Fix misplaced overflow handling return in fused_optimizer.py (#7645)

rraminen · tjruwase · web-flow · commit d56e847bac28 · 2025-10-31T02:03:49.000Z
This PR fixes an issue in deepspeed/runtime/fp16/fused_optimizer.py where the gradient overflow handling logic incorrectly exited the function too early, resulting in wrong forward pass and loss calculations in certain FP16 training scenarios. The `return self.overflow` and `self.timers.log(OVERFLOW_TIMERS)` calls are now correctly moved inside the `if self.overflow:` block so that the function only returns early when an actual overflow is detected.

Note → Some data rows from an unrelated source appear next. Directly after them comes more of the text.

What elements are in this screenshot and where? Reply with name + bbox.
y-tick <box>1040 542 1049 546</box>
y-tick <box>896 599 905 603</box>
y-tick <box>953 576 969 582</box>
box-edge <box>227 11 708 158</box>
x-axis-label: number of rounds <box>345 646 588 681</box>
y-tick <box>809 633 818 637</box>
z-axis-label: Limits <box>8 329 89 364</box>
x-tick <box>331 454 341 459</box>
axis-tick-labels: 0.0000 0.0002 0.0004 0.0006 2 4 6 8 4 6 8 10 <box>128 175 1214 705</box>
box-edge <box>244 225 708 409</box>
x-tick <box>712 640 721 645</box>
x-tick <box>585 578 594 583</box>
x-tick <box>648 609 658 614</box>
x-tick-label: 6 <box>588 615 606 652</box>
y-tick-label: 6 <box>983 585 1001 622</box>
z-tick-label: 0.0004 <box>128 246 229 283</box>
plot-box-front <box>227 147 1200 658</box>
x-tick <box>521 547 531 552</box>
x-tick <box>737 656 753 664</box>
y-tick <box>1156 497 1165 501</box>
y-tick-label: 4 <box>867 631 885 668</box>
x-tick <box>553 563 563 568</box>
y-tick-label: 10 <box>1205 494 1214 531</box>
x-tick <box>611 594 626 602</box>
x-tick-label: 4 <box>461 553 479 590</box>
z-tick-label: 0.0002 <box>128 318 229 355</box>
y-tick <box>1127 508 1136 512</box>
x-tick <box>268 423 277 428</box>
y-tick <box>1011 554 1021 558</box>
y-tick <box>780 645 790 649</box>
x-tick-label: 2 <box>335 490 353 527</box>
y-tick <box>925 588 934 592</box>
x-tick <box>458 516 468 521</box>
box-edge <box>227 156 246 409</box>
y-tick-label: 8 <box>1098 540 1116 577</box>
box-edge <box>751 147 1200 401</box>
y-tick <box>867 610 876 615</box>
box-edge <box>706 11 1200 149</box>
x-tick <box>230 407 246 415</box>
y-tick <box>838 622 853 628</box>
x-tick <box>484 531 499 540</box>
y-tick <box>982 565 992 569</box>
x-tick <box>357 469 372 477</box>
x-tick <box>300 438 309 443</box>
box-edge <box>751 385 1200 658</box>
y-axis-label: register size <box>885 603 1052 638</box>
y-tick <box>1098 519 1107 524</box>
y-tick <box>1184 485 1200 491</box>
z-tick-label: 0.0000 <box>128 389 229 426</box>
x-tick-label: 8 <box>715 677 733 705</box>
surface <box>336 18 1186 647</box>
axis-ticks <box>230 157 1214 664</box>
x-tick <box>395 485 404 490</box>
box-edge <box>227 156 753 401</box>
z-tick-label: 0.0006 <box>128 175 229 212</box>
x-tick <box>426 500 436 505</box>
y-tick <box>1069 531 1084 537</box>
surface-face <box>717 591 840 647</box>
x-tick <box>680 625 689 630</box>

Origin of the error: 889f0ea cc: @jithunnair-amd Co-authored-by: Olatunji Ruwase <tjruwase@gmail.com>
diff --git a/deepspeed/runtime/fp16/fused_optimizer.py b/deepspeed/runtime/fp16/fused_optimizer.py
@@ -283,10 +283,9 @@ def step(self, closure=None):
                 for i, group in enumerate(self.fp16_groups):
                     for p in group:
                         p.grad = None
-
-            if self.timers:
-                self.timers.log(OVERFLOW_TIMERS)
-            return self.overflow
+                if self.timers:
+                    self.timers.log(OVERFLOW_TIMERS)
+                return self.overflow
 
         grads_groups_flat = []
         non_experts_grads_for_norm = []